These Jupyter notebooks contain tutorials and sample code for preforming analysis on non-English texts using Natural Language Processing methods, including Python scripts to clean, analyze, and visualize text. These notebooks accompany a workshop offered by University of Texas Libraries. They were created by Ian Goodale, European Studies Librarian, and Madeline Goebel, Graduate Research Assistant for Global Studies Digital Projects.
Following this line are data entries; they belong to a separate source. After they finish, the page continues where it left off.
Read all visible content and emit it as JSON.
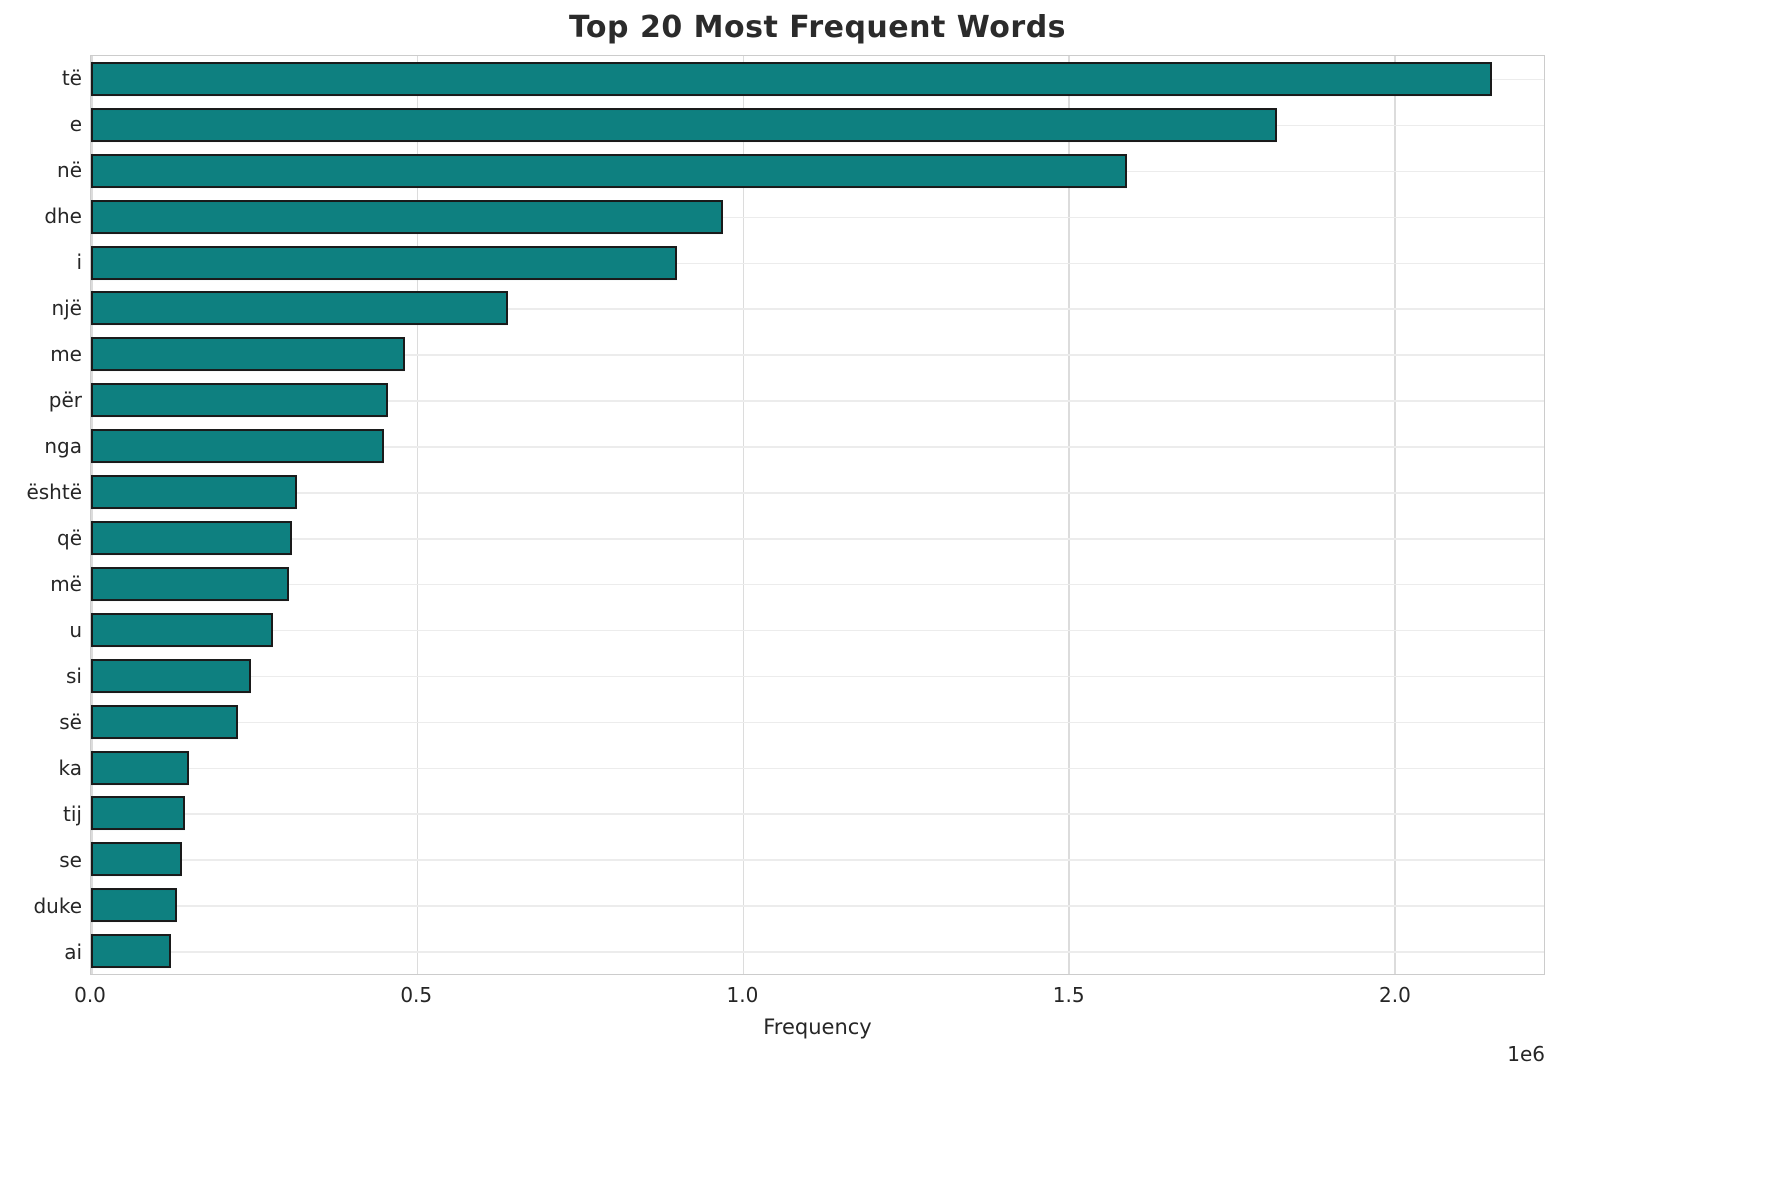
{
  "chart_data": {
    "type": "bar",
    "orientation": "horizontal",
    "title": "Top 20 Most Frequent Words",
    "xlabel": "Frequency",
    "ylabel": "",
    "categories": [
      "të",
      "e",
      "në",
      "dhe",
      "i",
      "një",
      "me",
      "për",
      "nga",
      "është",
      "që",
      "më",
      "u",
      "si",
      "së",
      "ka",
      "tij",
      "se",
      "duke",
      "ai"
    ],
    "values": [
      2150000,
      1820000,
      1590000,
      970000,
      900000,
      640000,
      482000,
      456000,
      450000,
      316000,
      309000,
      304000,
      280000,
      245000,
      226000,
      150000,
      145000,
      139000,
      132000,
      123000
    ],
    "xlim": [
      0,
      2230000
    ],
    "xticks": [
      0,
      500000,
      1000000,
      1500000,
      2000000
    ],
    "xtick_labels": [
      "0.0",
      "0.5",
      "1.0",
      "1.5",
      "2.0"
    ],
    "offset_label": "1e6",
    "grid": true,
    "legend": false,
    "bar_color": "#0e8080",
    "bar_edge_color": "#1a1a1a",
    "grid_color": "#dcdcdc",
    "background_color": "#ffffff"
  }
}
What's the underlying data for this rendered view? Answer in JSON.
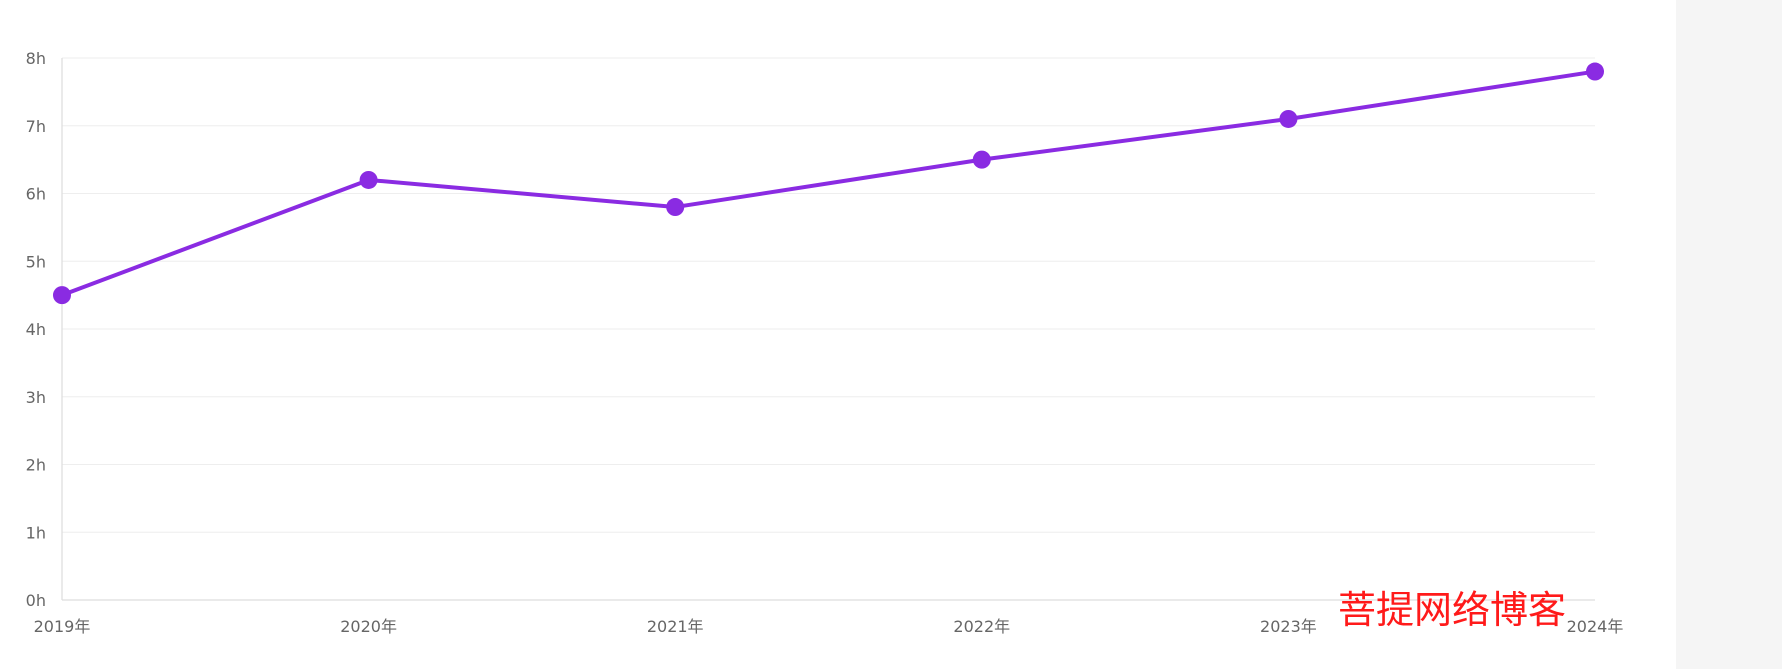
{
  "chart_data": {
    "type": "line",
    "categories": [
      "2019年",
      "2020年",
      "2021年",
      "2022年",
      "2023年",
      "2024年"
    ],
    "series": [
      {
        "values": [
          4.5,
          6.2,
          5.8,
          6.5,
          7.1,
          7.8
        ]
      }
    ],
    "y_ticks": [
      "0h",
      "1h",
      "2h",
      "3h",
      "4h",
      "5h",
      "6h",
      "7h",
      "8h"
    ],
    "ylim": [
      0,
      8
    ],
    "grid": true,
    "line_color": "#8a2be2",
    "grid_color": "#eeeeee",
    "axis_color": "#dddddd",
    "label_color": "#666666"
  },
  "watermark": {
    "text": "菩提网络博客",
    "color": "#ff1a1a"
  }
}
Install required dependencies:
pip3 install -r requirements.txt
This code uses Python 3 syntax. If you are running Python 3.8, you will need to modify the code in this tutorial in order to use Gensim for topic modeling. Uncomment the following lines in the topic modeling cell:
import multiprocessing
from multiprocessing import Process, Queue
multiprocessing.set_start_method("fork")
This tutorial is intentionally simple and introductory, and aims to offer users a jumping off point for further exploration of NLP and computational tools for use in text analysis and linguistic research. Due to the varied nature of NLP and text analysis work, there is no one size fits all approach to writing code for these projects; as such, you should be prepared to write your own code when performing any kind of work for your own research. Tasks such as training models for named entity recognition were omitted from this tutorial for simplicity’s sake, but should not be skipped when working on your own project. Notes accompany places in the code where such steps could be performed to help guide you in your own work.